Density dependence of the symmetry energy of nuclear matter for the Gogny force (solid line) and for the Gogny-AS force (dashed line).

Figure 2

${\left(Z∕A\right)}^2$ of the liquid part of the system as a function of time for the three reaction systems. The AMD results are represented by the solid and dashed lines, respectively, for the Gogny and Gogny-AS forces. Late-time BUU results are represented by filled diamonds.

Figure 3

Neutron and proton emission rates described by the left- and right-hand scales, respectively, for the three reaction systems as a function of time. The results of AMD simulations with the Gogny and Gogny-AS forces are, respectively, represented by the solid and dashed lines.

Figure 4

The fragment yield ratio between the AMD simulations of central ${}^{60}\mathrm{Ca}+{}^{60}\mathrm{Ca}$ and ${}^{40}\mathrm{Ca}+{}^{40}\mathrm{Ca}$ collisions at $35\text{MeV}∕\text{nucleon}$, at time $t=300\text{fm}∕c$. The top and bottom panels show, respectively, the results obtained using the Gogny and Gogny-AS forces. The extracted isoscaling parameters are $\alpha =1.83\pm 0.03$ and $\beta =-2.31\pm 0.04$ for the Gogny force, and $\alpha =1.60\pm 0.02$ and $\beta =-2.06\pm 0.03$ for the Gogny-AS force.

Figure 5

The same as Fig. 4 but for the ${}^{48}\mathrm{Ca}+{}^{48}\mathrm{Ca}$ and ${}^{40}\mathrm{Ca}+{}^{40}\mathrm{Ca}$ collisions. The extracted isoscaling parameters are $\alpha =1.03\pm 0.02$ and $\beta =-1.22\pm 0.02$ for the Gogny force, and $\alpha =0.84\pm 0.01$ and $\beta =-0.99\pm 0.02$ for the Gogny-AS force.

Figure 6

Relation between ${\left(Z∕A\right)}_{\text{liq}}^2$ and $\alpha$ for the three systems ${}^{60}\mathrm{Ca}+{}^{60}\mathrm{Ca}$, ${}^{48}\mathrm{Ca}+{}^{48}\mathrm{Ca}$, and ${}^{60}\mathrm{Ca}+{}^{60}\mathrm{Ca}$ (from left to right).

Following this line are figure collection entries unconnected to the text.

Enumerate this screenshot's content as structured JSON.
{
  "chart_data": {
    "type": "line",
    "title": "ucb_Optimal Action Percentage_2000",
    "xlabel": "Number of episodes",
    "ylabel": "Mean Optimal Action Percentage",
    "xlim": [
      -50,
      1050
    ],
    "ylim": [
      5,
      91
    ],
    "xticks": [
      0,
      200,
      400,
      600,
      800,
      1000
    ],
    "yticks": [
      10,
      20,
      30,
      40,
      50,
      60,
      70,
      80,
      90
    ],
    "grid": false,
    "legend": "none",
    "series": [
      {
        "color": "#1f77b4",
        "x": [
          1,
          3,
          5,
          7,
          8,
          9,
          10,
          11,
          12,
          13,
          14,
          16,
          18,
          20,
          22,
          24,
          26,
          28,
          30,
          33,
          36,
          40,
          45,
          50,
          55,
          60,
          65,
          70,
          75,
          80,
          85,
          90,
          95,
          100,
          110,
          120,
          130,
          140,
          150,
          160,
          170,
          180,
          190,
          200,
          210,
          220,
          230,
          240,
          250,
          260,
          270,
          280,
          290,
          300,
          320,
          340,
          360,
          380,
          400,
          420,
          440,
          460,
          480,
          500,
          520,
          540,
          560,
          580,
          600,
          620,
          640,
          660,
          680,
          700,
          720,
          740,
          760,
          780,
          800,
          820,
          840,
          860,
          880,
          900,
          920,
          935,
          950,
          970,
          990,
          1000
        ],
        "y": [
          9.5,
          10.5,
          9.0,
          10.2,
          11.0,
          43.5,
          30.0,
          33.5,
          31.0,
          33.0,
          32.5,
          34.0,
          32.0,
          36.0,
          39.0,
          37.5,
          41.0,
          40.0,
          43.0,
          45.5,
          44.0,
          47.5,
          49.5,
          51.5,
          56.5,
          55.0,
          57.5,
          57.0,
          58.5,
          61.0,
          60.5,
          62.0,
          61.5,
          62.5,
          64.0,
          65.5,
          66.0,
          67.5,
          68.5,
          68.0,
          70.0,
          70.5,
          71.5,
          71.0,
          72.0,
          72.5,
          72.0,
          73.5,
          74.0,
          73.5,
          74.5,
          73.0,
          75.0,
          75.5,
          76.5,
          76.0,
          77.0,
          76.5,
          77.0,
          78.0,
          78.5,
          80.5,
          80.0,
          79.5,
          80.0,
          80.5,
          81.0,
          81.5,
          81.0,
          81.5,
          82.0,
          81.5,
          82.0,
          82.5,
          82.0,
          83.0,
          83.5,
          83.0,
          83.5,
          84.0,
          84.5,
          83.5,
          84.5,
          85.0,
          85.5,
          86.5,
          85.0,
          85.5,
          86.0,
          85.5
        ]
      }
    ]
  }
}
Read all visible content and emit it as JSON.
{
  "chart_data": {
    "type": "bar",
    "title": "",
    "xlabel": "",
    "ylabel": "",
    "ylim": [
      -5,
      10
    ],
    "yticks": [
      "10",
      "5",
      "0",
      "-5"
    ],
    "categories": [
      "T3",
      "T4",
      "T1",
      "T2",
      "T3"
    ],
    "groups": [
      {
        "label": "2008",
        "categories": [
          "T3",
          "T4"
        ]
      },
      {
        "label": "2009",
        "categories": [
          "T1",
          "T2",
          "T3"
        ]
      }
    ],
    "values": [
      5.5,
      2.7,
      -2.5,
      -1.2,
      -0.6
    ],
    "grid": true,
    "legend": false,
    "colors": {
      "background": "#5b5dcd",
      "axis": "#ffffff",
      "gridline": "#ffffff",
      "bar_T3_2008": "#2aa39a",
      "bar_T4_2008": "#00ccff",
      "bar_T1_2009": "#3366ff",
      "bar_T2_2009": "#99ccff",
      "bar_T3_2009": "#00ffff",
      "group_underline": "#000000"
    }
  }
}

Open squares and filled circles show the results of AMD with the Gogny force and Gogny-AS force, respectively. Both ${(Z∕A)}_{\text{liq}}^2$ and $\alpha$ are calculated for fragments recognized at $t=300\text{fm}∕c$. The straight lines are drawn so as to connect the points for ${}^{40}\mathrm{Ca}+{}^{40}\mathrm{Ca}$ and ${}^{60}\mathrm{Ca}+{}^{60}\mathrm{Ca}$. The line slopes are $-26.48$ for the Gogny force and $-21.16$ for the Gogny-AS force, respectively.